Even through his fury about Roland’s behavior with Lillian, and even through the insult of being seen as a suspect, Damon had sensed the truth in Roland’s story.
What kind of coincidence was it that Rachel’s sister, a young woman from Thortonburg, had gone missing in the very same time frame? This small group of islands in the North Atlantic were known the world over for their lack of violent crime.
Of course, the Thortons’ dilemma was top secret, and so Damon felt he couldn’t come right out and ask Rachel the questions he wanted to ask her.
“Did you know that man back there?” she asked him quietly. “The one in the police station waiting room? I thought you were a lawyer at first.”
A harder question than she knew. Damon did not know the man, but he had recognized his pain. If something good had come out of the terrible tragedy of his wife’s death, it was this: he had become a man of compassion. He recognized pain in others, and could not walk away from it.
It made him ashamed that once he had been so full of himself that he didn’t even recognize when others were hurting, let alone would have taken any steps to stop it.

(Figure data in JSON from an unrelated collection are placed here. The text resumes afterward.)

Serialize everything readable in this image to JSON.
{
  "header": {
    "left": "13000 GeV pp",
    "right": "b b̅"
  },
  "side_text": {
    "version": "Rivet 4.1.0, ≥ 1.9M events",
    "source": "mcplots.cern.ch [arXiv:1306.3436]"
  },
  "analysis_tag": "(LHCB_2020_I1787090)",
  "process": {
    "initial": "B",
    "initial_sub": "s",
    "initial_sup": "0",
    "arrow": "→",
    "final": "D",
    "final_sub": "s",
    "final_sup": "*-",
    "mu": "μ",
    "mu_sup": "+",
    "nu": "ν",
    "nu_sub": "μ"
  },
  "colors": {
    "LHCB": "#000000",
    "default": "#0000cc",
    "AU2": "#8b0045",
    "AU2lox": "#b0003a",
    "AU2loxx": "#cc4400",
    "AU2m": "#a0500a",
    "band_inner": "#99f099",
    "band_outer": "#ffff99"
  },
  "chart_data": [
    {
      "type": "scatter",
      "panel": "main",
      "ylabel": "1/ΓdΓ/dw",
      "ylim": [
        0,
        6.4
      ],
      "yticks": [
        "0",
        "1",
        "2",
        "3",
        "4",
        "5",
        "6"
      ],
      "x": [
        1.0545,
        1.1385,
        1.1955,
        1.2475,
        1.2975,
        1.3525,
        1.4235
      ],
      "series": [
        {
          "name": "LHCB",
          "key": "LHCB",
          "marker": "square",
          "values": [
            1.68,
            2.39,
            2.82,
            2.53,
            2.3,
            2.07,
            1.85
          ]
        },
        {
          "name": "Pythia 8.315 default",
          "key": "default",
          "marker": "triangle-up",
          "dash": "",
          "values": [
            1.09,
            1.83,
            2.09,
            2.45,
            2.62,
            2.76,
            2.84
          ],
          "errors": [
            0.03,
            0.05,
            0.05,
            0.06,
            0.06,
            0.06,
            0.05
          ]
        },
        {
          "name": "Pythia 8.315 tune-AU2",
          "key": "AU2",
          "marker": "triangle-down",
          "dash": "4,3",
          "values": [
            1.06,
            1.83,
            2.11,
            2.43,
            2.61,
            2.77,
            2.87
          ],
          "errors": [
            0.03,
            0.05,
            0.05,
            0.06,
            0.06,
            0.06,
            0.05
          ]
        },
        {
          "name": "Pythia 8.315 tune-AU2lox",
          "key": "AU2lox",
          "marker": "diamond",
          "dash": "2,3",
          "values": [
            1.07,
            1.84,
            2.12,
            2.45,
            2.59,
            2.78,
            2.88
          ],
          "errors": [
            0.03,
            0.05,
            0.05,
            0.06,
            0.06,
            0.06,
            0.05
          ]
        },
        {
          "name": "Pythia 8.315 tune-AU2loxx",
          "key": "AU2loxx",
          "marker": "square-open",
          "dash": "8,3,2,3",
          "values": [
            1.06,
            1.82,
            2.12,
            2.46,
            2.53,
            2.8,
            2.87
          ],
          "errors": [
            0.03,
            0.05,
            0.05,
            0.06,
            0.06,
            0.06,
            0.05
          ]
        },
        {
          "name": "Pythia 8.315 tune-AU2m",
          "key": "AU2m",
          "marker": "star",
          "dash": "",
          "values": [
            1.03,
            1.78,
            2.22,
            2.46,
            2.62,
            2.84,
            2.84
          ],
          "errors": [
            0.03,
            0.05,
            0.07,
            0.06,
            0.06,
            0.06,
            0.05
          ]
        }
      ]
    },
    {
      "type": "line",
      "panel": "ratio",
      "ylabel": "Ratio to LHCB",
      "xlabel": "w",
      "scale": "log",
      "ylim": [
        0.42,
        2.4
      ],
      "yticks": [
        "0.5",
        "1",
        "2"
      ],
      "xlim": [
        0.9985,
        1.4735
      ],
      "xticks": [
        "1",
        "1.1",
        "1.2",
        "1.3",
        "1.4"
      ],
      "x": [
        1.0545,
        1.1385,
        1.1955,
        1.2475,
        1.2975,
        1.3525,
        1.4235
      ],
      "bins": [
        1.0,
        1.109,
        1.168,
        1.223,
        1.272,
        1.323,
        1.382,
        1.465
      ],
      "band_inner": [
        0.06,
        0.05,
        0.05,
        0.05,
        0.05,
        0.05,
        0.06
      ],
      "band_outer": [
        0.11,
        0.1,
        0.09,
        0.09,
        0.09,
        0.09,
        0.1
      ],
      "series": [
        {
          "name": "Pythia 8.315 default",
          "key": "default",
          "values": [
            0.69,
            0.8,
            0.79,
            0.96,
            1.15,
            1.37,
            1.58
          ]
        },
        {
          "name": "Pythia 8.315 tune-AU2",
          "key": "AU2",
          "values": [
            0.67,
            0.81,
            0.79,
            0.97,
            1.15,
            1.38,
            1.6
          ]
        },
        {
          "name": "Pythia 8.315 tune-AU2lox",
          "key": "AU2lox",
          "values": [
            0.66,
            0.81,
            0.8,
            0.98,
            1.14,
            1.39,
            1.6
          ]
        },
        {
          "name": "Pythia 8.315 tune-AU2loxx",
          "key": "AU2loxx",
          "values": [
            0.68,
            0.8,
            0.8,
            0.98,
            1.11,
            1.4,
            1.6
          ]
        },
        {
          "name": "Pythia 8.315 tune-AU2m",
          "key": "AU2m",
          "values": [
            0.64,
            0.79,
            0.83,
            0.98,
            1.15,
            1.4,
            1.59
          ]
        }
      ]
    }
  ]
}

“No,” he said, “I didn’t know him.”
“He seemed very lost,” she ventured.
“His son had been arrested. He didn’t know what to do. He was a simple man. A coal miner.”
“Oh, dear.”
He didn’t tell her that he had used his cell phone right there in the police station, and that his own lawyer was on his way from Roxbury to help the man. He just said, “I think it’s going to be all right.”
She smiled at him, and he liked her smile, and felt he wanted to make her do it often.
There it was again. That urge to help people in pain. Maybe because he was so helpless in the face of his own.